The conference did not attract the hoped for thousand participants but only about half that number. Even if the international character was maintained with the presence of teachers from all continents, a greater presence of local teachers would have been all the more desirable. After all, there are more than half a dozen Waldorf schools in the immediate vicinity. They did not, however, feel it necessary to interrupt business as usual for the hundredth anniversary of their ”mother”. Or maybe it was because the subject of The Foundations of Human Experience had already been dealt with repeatedly at large international conferences from Sao Paulo through Bangkok to Dornach, or perhaps that in a major effort half a dozen books had been published on this subject, enough for the next hundred years?
Whatever the case may be: qualitatively the Uhlandshöhe – school and college – can offer something which has always shaped the educational genius loci of this place: a certain closeness to anthroposophy, a touch more of spiritual scientific excellence; in other words, more Steiner – someone from whom, as many newspapers were keen to tell them for the anniversary, they should apparently distance themselves. Fortunately they refuse to do so, even if the outward reality is a building site right now: the upper school building currently under construction, designed by Behnisch Architects, rather restricts the attractiveness of the school grounds for pupils and guests at the moment and places a substantial strain on the school finances. Nevertheless, the lecturers, speakers, workshops and workshop leaders – almost a hundred of them – offered such a variety of subjects that it was difficult to choose.
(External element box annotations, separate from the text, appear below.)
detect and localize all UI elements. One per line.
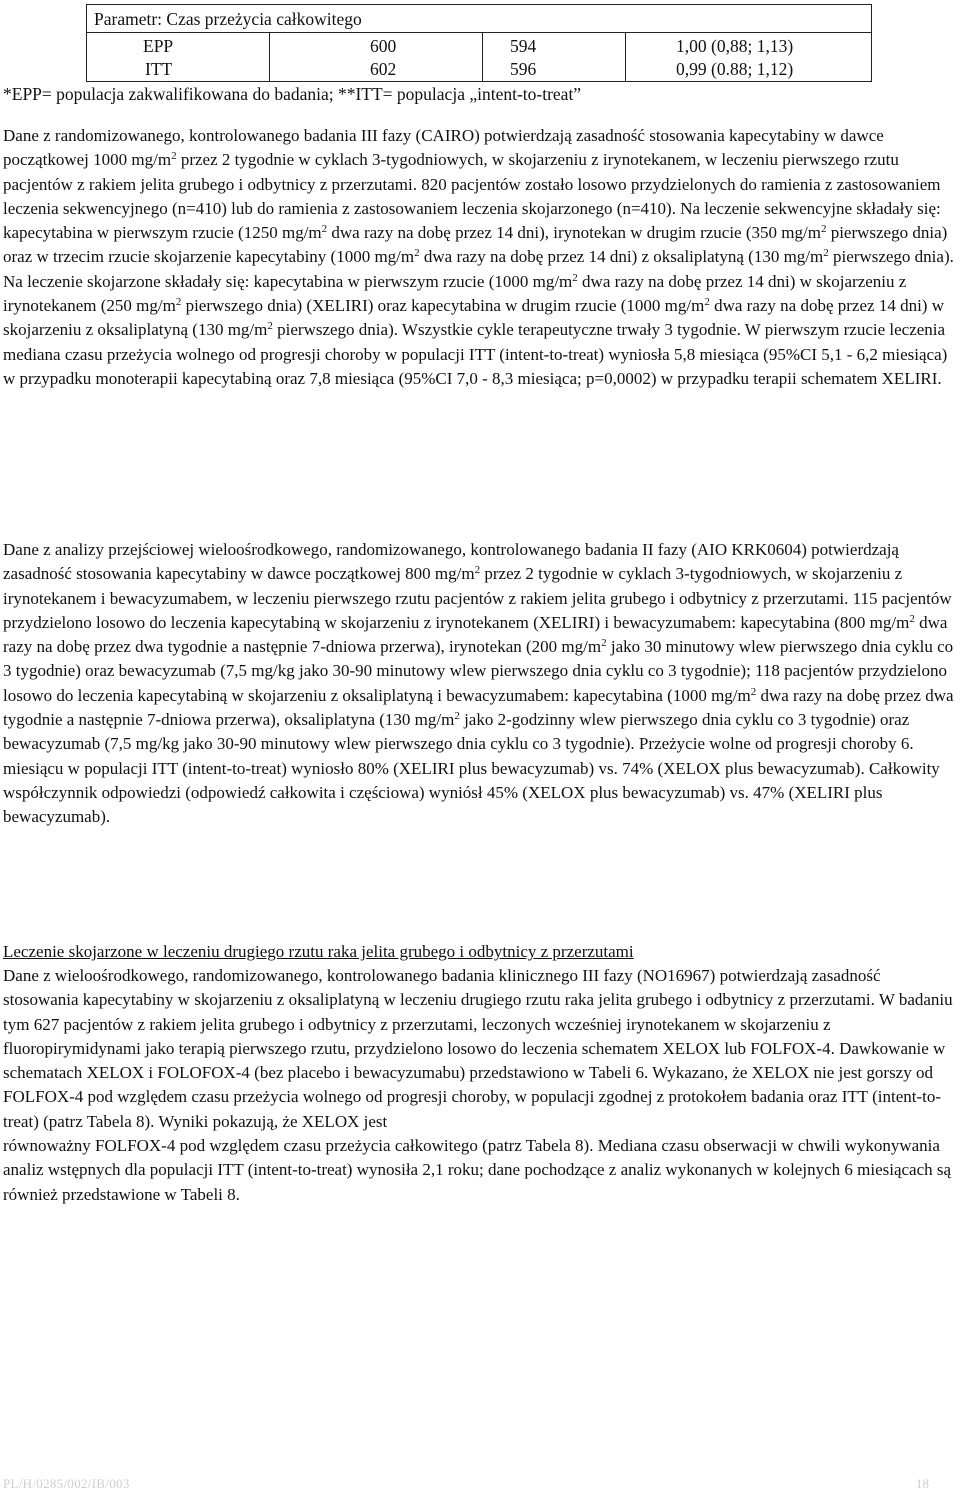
table-divider bbox=[269, 33, 270, 81]
paragraph-text: Dane z wieloośrodkowego, randomizowanego, kontrolowanego badania klinicznego III fazy (NO16967) potwierdzają zasadność stosowania kapecytabiny w skojarzeniu z oksaliplatyną w leczeniu drugiego rzutu raka jelita grubego i odbytnicy z przerzutami. W badaniu tym 627 pacjentów z rakiem jelita grubego i odbytnicy z przerzutami, leczonych wcześniej irynotekanem w skojarzeniu z fluoropirymidynami jako terapią pierwszego rzutu, przydzielono losowo do leczenia schematem XELOX lub FOLFOX-4. Dawkowanie w schematach XELOX i FOLOFOX-4 (bez placebo i bewacyzumabu) przedstawiono w Tabeli 6. Wykazano, że XELOX nie jest gorszy od FOLFOX-4 pod względem czasu przeżycia wolnego od progresji choroby, w populacji zgodnej z protokołem badania oraz ITT (intent-to-treat) (patrz Tabela 8). Wyniki pokazują, że XELOX jest bbox=[3, 966, 953, 1131]
table-row-label: ITT bbox=[145, 59, 173, 79]
table-divider bbox=[625, 33, 626, 81]
table-divider bbox=[482, 33, 483, 81]
table-row-label: EPP bbox=[143, 36, 174, 56]
table-cell: 596 bbox=[510, 59, 537, 79]
paragraph-cairo: Dane z randomizowanego, kontrolowanego badania III fazy (CAIRO) potwierdzają zasadność stosowania kapecytabiny w dawce początkowej 1000 $mg/m^2$ przez 2 tygodnie w cyklach 3-tygodniowych, w skojarzeniu z irynotekanem, w leczeniu pierwszego rzutu pacjentów z rakiem jelita grubego i odbytnicy z przerzutami. 820 pacjentów zostało losowo przydzielonych do ramienia z zastosowaniem leczenia sekwencyjnego (n=410) lub do ramienia z zastosowaniem leczenia skojarzonego (n=410). Na leczenie sekwencyjne składały się: kapecytabina w pierwszym rzucie (1250 $mg/m^2$ dwa razy na dobę przez 14 dni), irynotekan w drugim rzucie (350 $mg/m^2$ pierwszego dnia) oraz w trzecim rzucie skojarzenie kapecytabiny (1000 $mg/m^2$ dwa razy na dobę przez 14 dni) z oksaliplatyną (130 $mg/m^2$ pierwszego dnia). Na leczenie skojarzone składały się: kapecytabina w pierwszym rzucie (1000 $mg/m^2$ dwa razy na dobę przez 14 dni) w skojarzeniu z irynotekanem (250 $mg/m^2$ pierwszego dnia) (XELIRI) oraz kapecytabina w drugim rzucie (1000 $mg/m^2$ dwa razy na dobę przez 14 dni) w skojarzeniu z oksaliplatyną (130 $mg/m^2$ pierwszego dnia). Wszystkie cykle terapeutyczne trwały 3 tygodnie. W pierwszym rzucie leczenia mediana czasu przeżycia wolnego od progresji choroby w populacji ITT (intent-to-treat) wyniosła 5,8 miesiąca (95%CI 5,1 - 6,2 miesiąca) w przypadku monoterapii kapecytabiną oraz 7,8 miesiąca (95%CI 7,0 - 8,3 miesiąca; p=0,0002) w przypadku terapii schematem XELIRI. bbox=[3, 126, 954, 388]
document-id: PL/H/0285/002/IB/003 bbox=[3, 1476, 130, 1491]
paragraph-text: równoważny FOLFOX-4 pod względem czasu przeżycia całkowitego (patrz Tabela 8). Mediana czasu obserwacji w chwili wykonywania analiz wstępnych dla populacji ITT (intent-to-treat) wynosiła 2,1 roku; dane pochodzące z analiz wykonanych w kolejnych 6 miesiącach są również przedstawione w Tabeli 8. bbox=[3, 1136, 952, 1204]
section-heading: Leczenie skojarzone w leczeniu drugiego rzutu raka jelita grubego i odbytnicy z przerzutami bbox=[3, 942, 634, 961]
table-header-row bbox=[87, 5, 871, 33]
table-cell: 602 bbox=[370, 59, 397, 79]
table-cell: 0,99 (0.88; 1,12) bbox=[676, 59, 794, 79]
table-cell: 600 bbox=[370, 36, 397, 56]
page-number: 18 bbox=[916, 1476, 929, 1491]
results-table bbox=[86, 4, 872, 82]
table-footnote: *EPP= populacja zakwalifikowana do badania; **ITT= populacja „intent-to-treat” bbox=[3, 84, 582, 104]
table-cell: 1,00 (0,88; 1,13) bbox=[676, 36, 794, 56]
paragraph-aio: Dane z analizy przejściowej wieloośrodkowego, randomizowanego, kontrolowanego badania II fazy (AIO KRK0604) potwierdzają zasadność stosowania kapecytabiny w dawce początkowej 800 $mg/m^2$ przez 2 tygodnie w cyklach 3-tygodniowych, w skojarzeniu z irynotekanem i bewacyzumabem, w leczeniu pierwszego rzutu pacjentów z rakiem jelita grubego i odbytnicy z przerzutami. 115 pacjentów przydzielono losowo do leczenia kapecytabiną w skojarzeniu z irynotekanem (XELIRI) i bewacyzumabem: kapecytabina (800 $mg/m^2$ dwa razy na dobę przez dwa tygodnie a następnie 7-dniowa przerwa), irynotekan (200 $mg/m^2$ jako 30 minutowy wlew pierwszego dnia cyklu co 3 tygodnie) oraz bewacyzumab (7,5 mg/kg jako 30-90 minutowy wlew pierwszego dnia cyklu co 3 tygodnie); 118 pacjentów przydzielono losowo do leczenia kapecytabiną w skojarzeniu z oksaliplatyną i bewacyzumabem: kapecytabina (1000 $mg/m^2$ dwa razy na dobę przez dwa tygodnie a następnie 7-dniowa przerwa), oksaliplatyna (130 $mg/m^2$ jako 2-godzinny wlew pierwszego dnia cyklu co 3 tygodnie) oraz bewacyzumab (7,5 mg/kg jako 30-90 minutowy wlew pierwszego dnia cyklu co 3 tygodnie). Przeżycie wolne od progresji choroby 6. miesiącu w populacji ITT (intent-to-treat) wyniosło 80% (XELIRI plus bewacyzumab) vs. 74% (XELOX plus bewacyzumab). Całkowity współczynnik odpowiedzi (odpowiedź całkowita i częściowa) wyniósł 45% (XELOX plus bewacyzumab) vs. 47% (XELIRI plus bewacyzumab). bbox=[3, 540, 954, 827]
table-title: Parametr: Czas przeżycia całkowitego bbox=[94, 9, 362, 29]
table-cell: 594 bbox=[510, 36, 537, 56]
paragraph-no16967 bbox=[3, 964, 955, 1207]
To pick out just a few examples: Rita Schumacher (Kassel) dealt with the highly topical subject of education in a time of virtual reality and what separates human beings and machines; Albrecht Schad (Stuttgart) illustrated astonishing parallels between cosmic and ontogenetic development; Michael Zech (Kassel) and Florian Osswald (Dornach) suggested ideas for new upper school models; but it was also possible to carve wooden spoons or artistically decorate posters and house walls. Lastly, there was a preview of the third part (Auf meinem Weg) of Maria Knilli’s special “research project” in which she filmed a Waldorf class throughout its school years (parts one and two: Guten Morgen, liebe Kinder and Eine Brücke zur Welt) (www.forschung-waldorf.de/publikationen/streaming-portal) – a memorable documentation about the profound questions which young people take with them into life at the end of their school days.
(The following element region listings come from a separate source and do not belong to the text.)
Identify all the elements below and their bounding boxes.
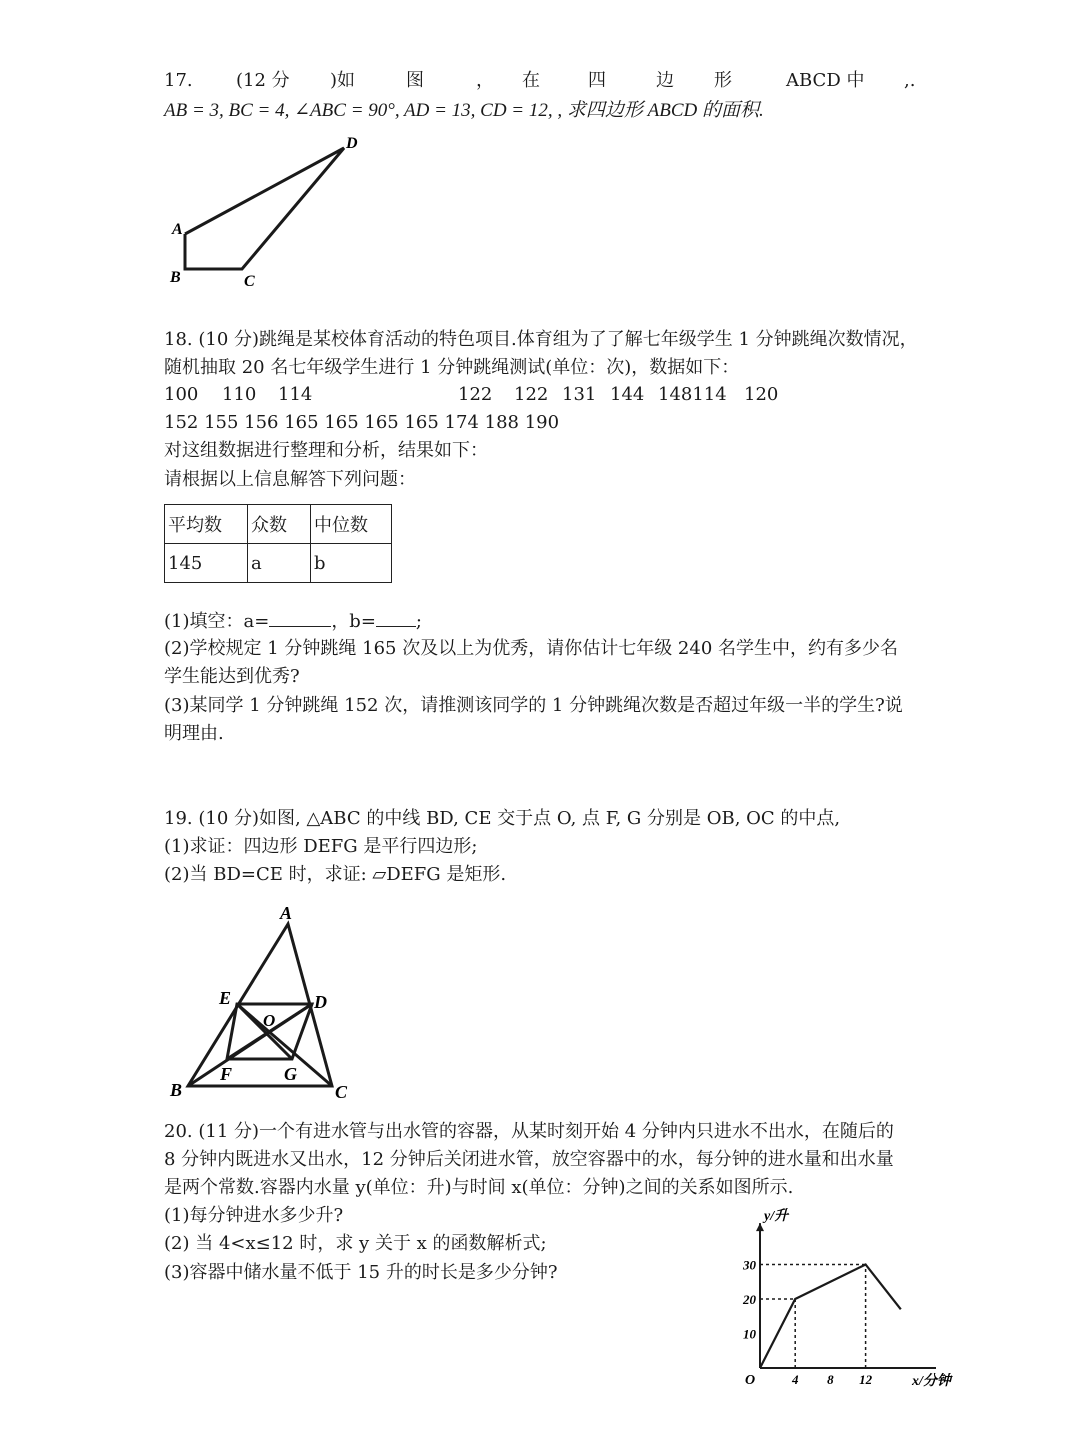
q17-word-zai: 在: [522, 70, 540, 91]
q18-part-1-end: ;: [415, 611, 422, 632]
q17-score: (12 分: [236, 70, 290, 91]
q17-word-abcd: ABCD 中: [786, 70, 865, 91]
y-tick-label: 10: [743, 1326, 756, 1342]
q18-part-2-line-2: 学生能达到优秀?: [164, 666, 300, 687]
q18-part-1: [164, 608, 422, 635]
q18-data-value: 144: [610, 384, 645, 405]
q18-answer-blank-b[interactable]: [376, 608, 416, 627]
q20-part-2: (2) 当 4<x≤12 时，求 y 关于 x 的函数解析式;: [164, 1233, 547, 1254]
q19-line-2: (1)求证：四边形 DEFG 是平行四边形;: [164, 836, 478, 857]
q18-answer-blank-a[interactable]: [269, 608, 331, 627]
x-axis-label: x/分钟: [912, 1374, 951, 1389]
q18-part-1-b-label: ，b=: [331, 611, 376, 632]
q18-stats-table: [164, 504, 392, 583]
y-tick-label: 30: [743, 1257, 756, 1273]
x-tick-label: 8: [827, 1372, 834, 1387]
q20-part-3: (3)容器中储水量不低于 15 升的时长是多少分钟?: [164, 1262, 558, 1283]
q18-line-6: 请根据以上信息解答下列问题：: [164, 469, 416, 490]
q19-triangle-lines: [188, 924, 332, 1086]
table-header-cell: 众数: [248, 505, 311, 544]
q17-label-a: A: [172, 221, 183, 238]
y-axis-label: y/升: [764, 1209, 789, 1224]
q18-data-value: 148114: [658, 384, 727, 405]
table-header-cell: 中位数: [311, 505, 392, 544]
q17-quadrilateral-figure: [160, 128, 380, 298]
q18-line-1: 18. (10 分)跳绳是某校体育活动的特色项目.体育组为了了解七年级学生 1 分钟跳绳次数情况，: [164, 329, 918, 350]
table-cell: 145: [165, 544, 248, 583]
q18-part-3-line-2: 明理由.: [164, 723, 224, 744]
q18-line-2: 随机抽取 20 名七年级学生进行 1 分钟跳绳测试(单位：次)，数据如下：: [164, 357, 740, 378]
q19-label-d: D: [314, 992, 327, 1012]
q17-word-ru: )如: [330, 70, 356, 91]
q20-water-volume-chart: [720, 1200, 970, 1390]
q19-label-c: C: [335, 1082, 348, 1102]
q17-word-bian: 边: [656, 70, 674, 91]
q18-part-3-line-1: (3)某同学 1 分钟跳绳 152 次，请推测该同学的 1 分钟跳绳次数是否超过年级一半的学生?说: [164, 695, 903, 716]
q18-data-value: 131: [562, 384, 597, 405]
table-header-cell: 平均数: [165, 505, 248, 544]
q17-trailing-mark: ,.: [904, 70, 916, 91]
q18-data-value: 120: [744, 384, 779, 405]
x-tick-label: 4: [791, 1372, 799, 1387]
q19-line-3: (2)当 BD=CE 时，求证: ▱DEFG 是矩形.: [164, 864, 507, 885]
q17-comma: ，: [476, 70, 494, 91]
q19-label-f: F: [220, 1064, 233, 1084]
q17-label-c: C: [244, 273, 255, 290]
q17-quadrilateral-outline: [185, 148, 344, 269]
q18-data-row-2: 152 155 156 165 165 165 165 174 188 190: [164, 412, 560, 433]
q18-data-value: 122: [458, 384, 493, 405]
x-tick-label: 12: [859, 1372, 873, 1387]
q17-label-b: B: [170, 269, 181, 286]
q17-word-si: 四: [588, 70, 606, 91]
q18-data-value: 122: [514, 384, 549, 405]
q18-data-value: 100: [164, 384, 199, 405]
q18-part-2-line-1: (2)学校规定 1 分钟跳绳 165 次及以上为优秀，请你估计七年级 240 名学生中，约有多少名: [164, 638, 898, 659]
table-row: [165, 544, 392, 583]
table-row: [165, 505, 392, 544]
q20-line-2: 8 分钟内既进水又出水，12 分钟后关闭进水管，放空容器中的水，每分钟的进水量和出水量: [164, 1149, 894, 1170]
q19-label-o: O: [263, 1011, 276, 1030]
q19-line-1: 19. (10 分)如图, △ABC 的中线 BD, CE 交于点 O, 点 F, G 分别是 OB, OC 的中点,: [164, 808, 841, 829]
q17-condition-line: AB = 3, BC = 4, ∠ABC = 90°, AD = 13, CD = 12, , 求四边形 ABCD 的面积.: [164, 100, 764, 121]
q17-word-xing: 形: [714, 70, 732, 91]
q19-label-b: B: [170, 1080, 183, 1100]
q18-data-value: 110: [222, 384, 257, 405]
q20-line-3: 是两个常数.容器内水量 y(单位：升)与时间 x(单位：分钟)之间的关系如图所示.: [164, 1177, 794, 1198]
y-axis-arrow: [756, 1223, 764, 1231]
q19-label-e: E: [219, 988, 232, 1008]
origin-label: O: [744, 1373, 756, 1388]
q20-line-1: 20. (11 分)一个有进水管与出水管的容器，从某时刻开始 4 分钟内只进水不出水，在随后的: [164, 1121, 894, 1142]
table-cell: a: [248, 544, 311, 583]
q17-number: 17.: [164, 70, 193, 91]
q17-word-tu: 图: [406, 70, 424, 91]
q17-label-d: D: [346, 135, 358, 152]
series-line: [760, 1265, 901, 1369]
q19-label-g: G: [284, 1064, 297, 1084]
q18-line-5: 对这组数据进行整理和分析，结果如下：: [164, 440, 488, 461]
q19-label-a: A: [280, 903, 293, 923]
q18-part-1-a-label: (1)填空：a=: [164, 611, 270, 632]
q20-part-1: (1)每分钟进水多少升?: [164, 1205, 344, 1226]
table-cell: b: [311, 544, 392, 583]
y-tick-label: 20: [743, 1292, 756, 1307]
q19-triangle-figure: [160, 896, 380, 1106]
q18-data-value: 114: [278, 384, 313, 405]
It would be remiss to omit to mention the artistic and cultural events: there was classical (Brahms and Mozart), a one-man show on the four temperaments modelled on Frieder Nögge, eurythmy by the Else Klink Ensemble under the deeply moving title “I want to live” from the Holocaust victim Selma Meerbaum-Eisinger, and lastly the worldbeat pop band RasgaRasga making the Stuttgart hills rock into the night. Back to classical for the conclusion in the Liederhalle concert hall: the Waldorf Philharmonic Orchestra with the soloist Dorothea Stepp, conducted by Patrick Strub, played works by Mendelsohn, Brahms and Dvořák; this musical climax tore the audience of 2000 from their seats for standing ovations.
Altogether a well-rounded Waldorf performance for head, heart and hands which gives rise to the hope that the guiding principles of Waldorf education and the opportunities to shape it developed today will continue to be grasped with courage.